Well, okay, more enlightened Christians might say, but nonetheless Jesus conveyed to the world what God wanted us to know. He was wise and compassionate and told us how our sins could be forgiven. Except his wisdom comes directly from Jewish scriptures; he had nothing new to say. He was no more compassionate than anyone else and could in fact be an absolute s**t. He was inconsistent across the gospels about how sins were forgiven and much of his teaching in the original Gospel (Mark’s) is lifted from Paul or reflects the beliefs of the early Christ cult. Jesus the holy man is a construct – or rather a series of constructs, a literary device, not a real man.

So, okay; the nativity didn’t happen as depicted. The astounding feats attributed to Jesus didn’t happen and Jesus is whoever the various gospel writers and Paul want to make him. Nothing we’ve seen so far is factually, historically or really (as in reality) true.

But, the crucifixion and resurrection are! Oh yes. The rest is made up, but these two events most certainly are not.

  • Even though Jesus’ trial is historically inaccurate and is, as a consequence, highly implausible.
  • Even though there was no-one to record Jesus’s snappy repartee (or silence depending on which gospel you read) with Pilate or Herod.
  • Even though there was no such Roman custom as releasing a prisoner on the Passover.
  • Even though the synoptics have Jesus crucified on Friday while John says it was a Thursday.
  • Even though characters like Barabbas, Joseph of Arimathea, Mary Magdelene and the ‘disciple whom Jesus loved’ are evidently and entirely fictional.
  • Even though there was no eclipse of the sun that lasted for hours.
  • Even though there was no earthquake that shook zombies loose from their graves before Jesus had a chance to rise and shine himself.

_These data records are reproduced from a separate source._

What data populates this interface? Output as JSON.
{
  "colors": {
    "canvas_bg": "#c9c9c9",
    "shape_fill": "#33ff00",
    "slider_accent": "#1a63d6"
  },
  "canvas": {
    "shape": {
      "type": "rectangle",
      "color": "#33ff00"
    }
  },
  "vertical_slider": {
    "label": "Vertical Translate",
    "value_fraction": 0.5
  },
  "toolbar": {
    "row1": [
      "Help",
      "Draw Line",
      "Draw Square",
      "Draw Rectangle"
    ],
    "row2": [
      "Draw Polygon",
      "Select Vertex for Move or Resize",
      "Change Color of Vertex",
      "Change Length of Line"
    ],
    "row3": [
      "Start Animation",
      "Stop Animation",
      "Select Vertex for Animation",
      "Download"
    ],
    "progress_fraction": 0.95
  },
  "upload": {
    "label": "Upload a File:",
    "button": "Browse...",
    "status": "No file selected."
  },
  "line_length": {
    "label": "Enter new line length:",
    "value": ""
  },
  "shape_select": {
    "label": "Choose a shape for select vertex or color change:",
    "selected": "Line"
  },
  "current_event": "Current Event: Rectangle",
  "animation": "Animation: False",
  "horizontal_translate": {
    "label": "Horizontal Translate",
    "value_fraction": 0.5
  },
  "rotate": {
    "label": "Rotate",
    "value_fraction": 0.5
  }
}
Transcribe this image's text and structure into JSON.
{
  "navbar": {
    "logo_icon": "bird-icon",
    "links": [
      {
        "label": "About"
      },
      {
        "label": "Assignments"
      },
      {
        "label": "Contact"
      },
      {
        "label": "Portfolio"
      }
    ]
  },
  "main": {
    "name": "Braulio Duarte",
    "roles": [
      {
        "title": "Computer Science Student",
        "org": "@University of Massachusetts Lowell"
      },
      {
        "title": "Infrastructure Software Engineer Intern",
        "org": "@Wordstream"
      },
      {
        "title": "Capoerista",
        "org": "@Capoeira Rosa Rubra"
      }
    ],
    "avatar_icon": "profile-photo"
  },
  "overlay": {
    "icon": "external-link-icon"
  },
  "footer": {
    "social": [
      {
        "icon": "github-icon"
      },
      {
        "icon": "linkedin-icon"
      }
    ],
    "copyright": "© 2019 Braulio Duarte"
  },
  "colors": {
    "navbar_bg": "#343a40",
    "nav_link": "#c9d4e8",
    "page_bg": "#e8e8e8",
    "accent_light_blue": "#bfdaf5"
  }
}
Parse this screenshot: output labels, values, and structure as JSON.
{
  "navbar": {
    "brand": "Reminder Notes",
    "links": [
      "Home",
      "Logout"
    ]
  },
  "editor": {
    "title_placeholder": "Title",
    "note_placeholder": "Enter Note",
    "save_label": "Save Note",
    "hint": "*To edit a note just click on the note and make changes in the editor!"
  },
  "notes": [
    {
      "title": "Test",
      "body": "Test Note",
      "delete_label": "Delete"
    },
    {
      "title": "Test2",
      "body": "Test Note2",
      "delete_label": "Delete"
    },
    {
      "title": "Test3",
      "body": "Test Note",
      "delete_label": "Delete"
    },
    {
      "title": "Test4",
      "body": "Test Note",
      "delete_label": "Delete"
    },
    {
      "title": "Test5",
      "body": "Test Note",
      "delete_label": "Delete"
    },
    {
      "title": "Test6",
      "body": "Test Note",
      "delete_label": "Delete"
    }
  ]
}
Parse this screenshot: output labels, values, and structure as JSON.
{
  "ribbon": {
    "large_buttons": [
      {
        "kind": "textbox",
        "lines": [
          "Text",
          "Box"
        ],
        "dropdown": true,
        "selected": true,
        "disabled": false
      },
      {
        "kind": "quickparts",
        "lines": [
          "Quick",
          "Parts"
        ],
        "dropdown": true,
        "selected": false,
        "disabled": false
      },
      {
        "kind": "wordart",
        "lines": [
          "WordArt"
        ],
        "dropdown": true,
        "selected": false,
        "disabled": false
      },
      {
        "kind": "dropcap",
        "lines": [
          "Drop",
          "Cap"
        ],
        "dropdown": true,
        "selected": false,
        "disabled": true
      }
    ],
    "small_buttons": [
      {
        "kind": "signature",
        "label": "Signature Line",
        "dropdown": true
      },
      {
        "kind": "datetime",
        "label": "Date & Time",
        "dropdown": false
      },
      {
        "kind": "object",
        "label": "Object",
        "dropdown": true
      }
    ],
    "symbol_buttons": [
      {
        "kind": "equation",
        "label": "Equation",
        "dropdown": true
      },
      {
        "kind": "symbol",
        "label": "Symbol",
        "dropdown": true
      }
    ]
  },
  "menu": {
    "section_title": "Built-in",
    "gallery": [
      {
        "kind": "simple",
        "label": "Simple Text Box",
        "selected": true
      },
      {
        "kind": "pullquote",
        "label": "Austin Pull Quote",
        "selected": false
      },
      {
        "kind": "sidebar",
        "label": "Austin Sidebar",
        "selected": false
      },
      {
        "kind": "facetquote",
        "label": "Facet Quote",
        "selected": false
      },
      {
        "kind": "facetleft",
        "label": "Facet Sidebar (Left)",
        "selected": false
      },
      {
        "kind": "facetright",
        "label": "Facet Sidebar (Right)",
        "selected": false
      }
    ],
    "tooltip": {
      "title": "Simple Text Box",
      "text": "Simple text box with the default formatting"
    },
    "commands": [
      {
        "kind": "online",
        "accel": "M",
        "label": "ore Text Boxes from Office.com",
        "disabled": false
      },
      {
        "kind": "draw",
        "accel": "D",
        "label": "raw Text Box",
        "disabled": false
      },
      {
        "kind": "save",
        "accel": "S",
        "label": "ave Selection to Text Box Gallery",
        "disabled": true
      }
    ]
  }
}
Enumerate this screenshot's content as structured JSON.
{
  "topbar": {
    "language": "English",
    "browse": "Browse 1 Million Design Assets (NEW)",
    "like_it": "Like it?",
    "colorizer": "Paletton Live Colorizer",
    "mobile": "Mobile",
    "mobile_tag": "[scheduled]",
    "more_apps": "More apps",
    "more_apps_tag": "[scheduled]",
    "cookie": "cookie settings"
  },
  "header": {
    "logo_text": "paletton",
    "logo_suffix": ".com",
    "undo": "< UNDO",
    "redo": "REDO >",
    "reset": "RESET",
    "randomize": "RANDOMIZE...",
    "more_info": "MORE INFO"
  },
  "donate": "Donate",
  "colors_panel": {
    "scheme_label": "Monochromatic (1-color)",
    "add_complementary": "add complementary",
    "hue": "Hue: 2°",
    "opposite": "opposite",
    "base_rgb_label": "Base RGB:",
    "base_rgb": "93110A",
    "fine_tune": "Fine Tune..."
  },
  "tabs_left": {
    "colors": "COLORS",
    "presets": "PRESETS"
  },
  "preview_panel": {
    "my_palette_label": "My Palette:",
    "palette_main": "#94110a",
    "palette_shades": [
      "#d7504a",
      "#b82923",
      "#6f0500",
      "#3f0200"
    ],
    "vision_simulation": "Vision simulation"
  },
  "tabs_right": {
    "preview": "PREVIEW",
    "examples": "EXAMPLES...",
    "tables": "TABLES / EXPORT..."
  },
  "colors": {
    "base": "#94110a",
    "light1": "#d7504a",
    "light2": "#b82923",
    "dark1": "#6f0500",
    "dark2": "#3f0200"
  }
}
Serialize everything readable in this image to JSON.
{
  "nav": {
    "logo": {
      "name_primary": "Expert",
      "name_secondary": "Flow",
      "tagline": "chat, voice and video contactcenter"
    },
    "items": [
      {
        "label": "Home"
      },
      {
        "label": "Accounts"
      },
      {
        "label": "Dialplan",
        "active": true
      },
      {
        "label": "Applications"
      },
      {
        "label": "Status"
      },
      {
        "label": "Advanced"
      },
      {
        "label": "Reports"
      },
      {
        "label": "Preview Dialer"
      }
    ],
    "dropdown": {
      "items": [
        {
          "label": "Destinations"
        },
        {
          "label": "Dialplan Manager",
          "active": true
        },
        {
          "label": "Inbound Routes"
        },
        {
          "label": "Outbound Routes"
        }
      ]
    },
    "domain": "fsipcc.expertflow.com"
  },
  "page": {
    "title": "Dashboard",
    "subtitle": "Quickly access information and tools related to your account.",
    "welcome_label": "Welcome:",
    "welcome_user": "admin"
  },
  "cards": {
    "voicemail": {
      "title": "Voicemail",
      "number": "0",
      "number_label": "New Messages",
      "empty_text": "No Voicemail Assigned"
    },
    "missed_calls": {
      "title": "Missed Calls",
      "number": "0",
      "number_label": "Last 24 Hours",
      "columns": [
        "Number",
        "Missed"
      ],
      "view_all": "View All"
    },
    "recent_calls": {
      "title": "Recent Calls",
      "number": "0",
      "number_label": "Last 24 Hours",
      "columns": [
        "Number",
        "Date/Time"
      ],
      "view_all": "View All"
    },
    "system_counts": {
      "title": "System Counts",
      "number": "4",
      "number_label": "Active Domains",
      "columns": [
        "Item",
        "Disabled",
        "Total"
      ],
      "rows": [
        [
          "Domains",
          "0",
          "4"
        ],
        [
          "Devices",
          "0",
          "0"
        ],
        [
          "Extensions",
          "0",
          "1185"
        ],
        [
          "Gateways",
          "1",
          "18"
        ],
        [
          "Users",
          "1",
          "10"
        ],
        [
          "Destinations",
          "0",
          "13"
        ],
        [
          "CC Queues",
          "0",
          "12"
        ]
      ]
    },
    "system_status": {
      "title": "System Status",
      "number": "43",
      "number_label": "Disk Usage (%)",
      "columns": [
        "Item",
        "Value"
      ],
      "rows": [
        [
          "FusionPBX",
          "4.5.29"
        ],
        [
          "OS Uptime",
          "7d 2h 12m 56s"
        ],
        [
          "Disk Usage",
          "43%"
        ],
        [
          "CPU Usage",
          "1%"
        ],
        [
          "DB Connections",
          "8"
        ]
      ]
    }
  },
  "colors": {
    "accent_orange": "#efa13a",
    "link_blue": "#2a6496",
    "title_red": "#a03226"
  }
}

Such things are not historical. They’re not even feasible. They did not happen in reality. Well, if not the crucifixion per se, Christians say, then definitely the resurrection: that most unlikely of all unlikely events. That really happened.

  • Even though the reports of it are completely at odds with one another.
  • Even though angels are involved once again.
  • Even though Jesus behaves entirely like a ghost, walking through closed doors, altering his appearance and vanishing at will.
  • Even though he levitates into the clouds.
  • Even though some of the disciples find it impossible to believe he’s back.
  • Even though dead people rise only in stories, myths, legends and fantasies.
  • Even though, in reality, dead people do not come back to life after three days, which is why Jesus didn’t either.

Still, I’m sure I’ll be told when I go to a carol service with my friends in a few days, that the story of Jesus’ birth, emotionally powerful as it is, is true from start to finish. Why? Because people’s capacity for believing fantasy stories knows no bounds.